彼女、26歳、広島出身、東京在住。
俺、27歳、東京出身。
ちなみに、この話の中では俺は空気です。

広島から転勤してきた彼女は、俺が言うのもなんだがおっとりした美人。
「寒いけん、あったかくして寝んちゃいね~」などと、おっとり広島弁に癒される日々。


先日、その彼女と地下鉄に乗っていたときのこと。

そこそこ混み合った社内で、4人分くらいの座席を、大股広げた中学生DQN2人が独占していた。
俺と彼女は人の流れに押されるまま、そのDQNの前に立つ形に。
DQNは席を詰める様子もなく、ひたすらでかい態度。
俺も彼女も口には出さなかったが、「鬱陶しいな…」という空気で立っていた。

何駅か過ぎたところで、俺たちの隣にお婆ちゃんが乗ってきた。
ピシッとした出で立ちのお婆ちゃんだが、常識的に考えて席を譲るべき年齢。
やや足元もおぼつかない感じ。
が、DQNは席を譲らない、詰めない。
俺は「席を詰めるように言おうかな~、逆にお婆ちゃんに気ー使わせるかな~」と考えていた。

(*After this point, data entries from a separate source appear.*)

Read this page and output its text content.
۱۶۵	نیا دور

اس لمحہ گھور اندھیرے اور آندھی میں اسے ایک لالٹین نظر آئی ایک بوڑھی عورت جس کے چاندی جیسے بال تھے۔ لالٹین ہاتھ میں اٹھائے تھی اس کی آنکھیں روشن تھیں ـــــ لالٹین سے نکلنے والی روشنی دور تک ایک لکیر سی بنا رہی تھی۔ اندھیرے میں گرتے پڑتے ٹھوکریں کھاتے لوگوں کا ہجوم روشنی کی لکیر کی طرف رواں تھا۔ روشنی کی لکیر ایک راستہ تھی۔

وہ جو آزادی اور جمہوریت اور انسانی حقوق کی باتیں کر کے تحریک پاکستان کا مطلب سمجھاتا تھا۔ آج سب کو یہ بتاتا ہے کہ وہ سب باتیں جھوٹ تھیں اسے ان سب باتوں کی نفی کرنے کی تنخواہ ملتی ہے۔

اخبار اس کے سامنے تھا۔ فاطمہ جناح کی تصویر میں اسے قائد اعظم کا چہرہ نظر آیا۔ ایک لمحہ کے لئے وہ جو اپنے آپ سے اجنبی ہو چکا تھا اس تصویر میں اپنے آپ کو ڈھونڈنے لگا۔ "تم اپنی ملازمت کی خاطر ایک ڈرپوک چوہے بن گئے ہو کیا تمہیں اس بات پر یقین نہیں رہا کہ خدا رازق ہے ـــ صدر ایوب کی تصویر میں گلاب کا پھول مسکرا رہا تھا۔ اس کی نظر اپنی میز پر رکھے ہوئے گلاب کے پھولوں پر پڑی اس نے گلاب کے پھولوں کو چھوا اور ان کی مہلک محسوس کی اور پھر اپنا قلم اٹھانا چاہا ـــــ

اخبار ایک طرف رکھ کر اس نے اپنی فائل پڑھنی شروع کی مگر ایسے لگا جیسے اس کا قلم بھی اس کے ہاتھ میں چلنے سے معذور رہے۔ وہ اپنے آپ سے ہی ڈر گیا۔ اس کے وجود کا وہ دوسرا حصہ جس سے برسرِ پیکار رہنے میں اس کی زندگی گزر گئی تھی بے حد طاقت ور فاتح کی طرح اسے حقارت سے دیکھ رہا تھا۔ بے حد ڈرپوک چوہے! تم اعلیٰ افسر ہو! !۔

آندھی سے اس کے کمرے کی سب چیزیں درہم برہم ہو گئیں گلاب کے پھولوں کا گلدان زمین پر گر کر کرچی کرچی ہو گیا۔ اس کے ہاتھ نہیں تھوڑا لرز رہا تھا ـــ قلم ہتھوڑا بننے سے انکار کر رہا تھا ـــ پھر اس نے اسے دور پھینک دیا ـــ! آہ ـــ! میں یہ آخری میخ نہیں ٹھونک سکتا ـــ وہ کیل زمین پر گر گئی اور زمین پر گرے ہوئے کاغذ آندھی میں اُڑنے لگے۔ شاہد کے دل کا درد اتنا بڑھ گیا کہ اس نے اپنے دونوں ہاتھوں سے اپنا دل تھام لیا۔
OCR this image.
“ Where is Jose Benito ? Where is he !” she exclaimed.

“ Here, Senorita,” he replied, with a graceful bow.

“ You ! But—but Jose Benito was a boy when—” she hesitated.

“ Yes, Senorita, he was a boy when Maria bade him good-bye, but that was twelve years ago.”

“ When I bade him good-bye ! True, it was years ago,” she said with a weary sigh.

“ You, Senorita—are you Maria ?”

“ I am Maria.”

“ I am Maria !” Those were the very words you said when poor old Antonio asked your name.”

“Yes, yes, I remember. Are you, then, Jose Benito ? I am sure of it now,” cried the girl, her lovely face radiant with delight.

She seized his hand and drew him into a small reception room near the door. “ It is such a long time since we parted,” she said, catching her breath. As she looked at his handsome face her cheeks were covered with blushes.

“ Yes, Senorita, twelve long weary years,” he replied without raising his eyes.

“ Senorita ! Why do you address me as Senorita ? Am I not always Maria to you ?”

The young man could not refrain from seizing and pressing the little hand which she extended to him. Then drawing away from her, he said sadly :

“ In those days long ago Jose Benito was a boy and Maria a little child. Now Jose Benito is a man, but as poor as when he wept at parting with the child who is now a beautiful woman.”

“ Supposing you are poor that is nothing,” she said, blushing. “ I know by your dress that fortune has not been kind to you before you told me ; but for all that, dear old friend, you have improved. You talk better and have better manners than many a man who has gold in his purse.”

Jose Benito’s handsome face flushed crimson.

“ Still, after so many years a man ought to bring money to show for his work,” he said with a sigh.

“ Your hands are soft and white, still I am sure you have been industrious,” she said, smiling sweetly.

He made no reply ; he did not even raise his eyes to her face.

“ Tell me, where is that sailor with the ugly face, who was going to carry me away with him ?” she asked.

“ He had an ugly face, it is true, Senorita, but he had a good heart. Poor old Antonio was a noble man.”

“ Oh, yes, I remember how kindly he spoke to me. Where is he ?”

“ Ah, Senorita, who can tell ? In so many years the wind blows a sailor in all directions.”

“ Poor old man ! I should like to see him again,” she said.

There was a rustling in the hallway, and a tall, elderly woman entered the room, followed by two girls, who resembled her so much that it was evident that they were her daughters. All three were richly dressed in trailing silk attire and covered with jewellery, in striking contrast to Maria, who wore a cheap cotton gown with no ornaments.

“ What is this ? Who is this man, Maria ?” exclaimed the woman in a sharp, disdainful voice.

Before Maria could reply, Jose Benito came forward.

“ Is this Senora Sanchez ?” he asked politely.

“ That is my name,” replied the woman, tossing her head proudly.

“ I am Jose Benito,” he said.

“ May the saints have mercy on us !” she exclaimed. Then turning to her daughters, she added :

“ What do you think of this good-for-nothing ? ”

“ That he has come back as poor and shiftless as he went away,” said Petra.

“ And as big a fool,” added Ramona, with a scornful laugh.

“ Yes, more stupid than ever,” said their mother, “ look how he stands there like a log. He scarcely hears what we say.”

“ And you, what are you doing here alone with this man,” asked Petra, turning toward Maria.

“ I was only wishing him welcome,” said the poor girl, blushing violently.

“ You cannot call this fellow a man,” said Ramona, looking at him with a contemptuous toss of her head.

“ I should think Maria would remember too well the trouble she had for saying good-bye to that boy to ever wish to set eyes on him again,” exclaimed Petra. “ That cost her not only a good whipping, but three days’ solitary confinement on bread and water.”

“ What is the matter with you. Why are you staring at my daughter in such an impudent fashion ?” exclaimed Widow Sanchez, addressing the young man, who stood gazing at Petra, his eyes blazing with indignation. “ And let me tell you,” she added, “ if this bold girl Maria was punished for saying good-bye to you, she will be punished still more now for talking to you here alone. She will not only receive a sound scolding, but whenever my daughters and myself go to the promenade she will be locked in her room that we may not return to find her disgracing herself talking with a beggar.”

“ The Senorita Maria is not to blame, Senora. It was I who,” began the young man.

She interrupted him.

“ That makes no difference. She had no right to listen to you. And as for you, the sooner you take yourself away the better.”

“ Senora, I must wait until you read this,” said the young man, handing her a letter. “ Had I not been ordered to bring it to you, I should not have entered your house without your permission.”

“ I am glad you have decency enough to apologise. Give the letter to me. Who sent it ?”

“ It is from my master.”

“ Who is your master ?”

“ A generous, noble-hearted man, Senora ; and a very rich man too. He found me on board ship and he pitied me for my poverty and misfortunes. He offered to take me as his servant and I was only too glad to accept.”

やや経ったころ、お婆ちゃんがDQN達に向かって、「ごめんね、ちょっと詰めてくれる?」と声をかけた。
DQN無視。
お婆ちゃん、再度「ねぇ、ちょっと寄ってちょうだい」
DQNさらに無視。
見てる俺たちや周りの乗客、ちょっとハラハラ。
お婆ちゃん「ねぇ、あなた達…」
DQN「うっっせーーーなーーー」


DQNブチ切れ。
「ここ優先席じゃないんですけどー」
「俺らの年金税金で生きてるババァは立ってて下さーい」
「つーか健康のために立っとけ!」
挙句の果てに、お婆ちゃんが持ってた手提げをパカッと蹴とばした。

あまりのことに俺が声をあげる…より先に彼女がキレた。

彼女、DQNが被っていたヤンキースキャップを奪い取り、スパンスパーン!とDQNの頭を引っぱたいた。
「あんたら、いい加減にしんさいよ!!」
逆上して立ち上がるDQN。
が、もともと高身長な上にガッツリヒールの彼女。
所詮発育途上のDQNをド迫力で見下ろすと、DQNひとりの金玉ピアスをねじり上げ、
「年長者への口の聞き方も知らんのん!?
大体あんたら、税金も年金も払っとらんでしょうが!!
消費税しか払っとらんガキがデカい口叩きんさんなや!?
それ以上調子に乗ったら、次の駅で引きずり下ろすけぇね!!!」
(よく覚えてないけどたぶんこんな感じ)

DQN、あまりの迫力にアワワワ。
ついでに俺もアワワワ。
お婆ちゃん、能天気に、「まぁ、お見事~、ああ、すっとした!」
周りの乗客、拍手。

地下鉄を降りた後、彼女はいつもどおりのニコニコ顔に戻っていたが、
あまりの変貌ぶりに、絶対こいつを怒らせることはするまいと心に誓った。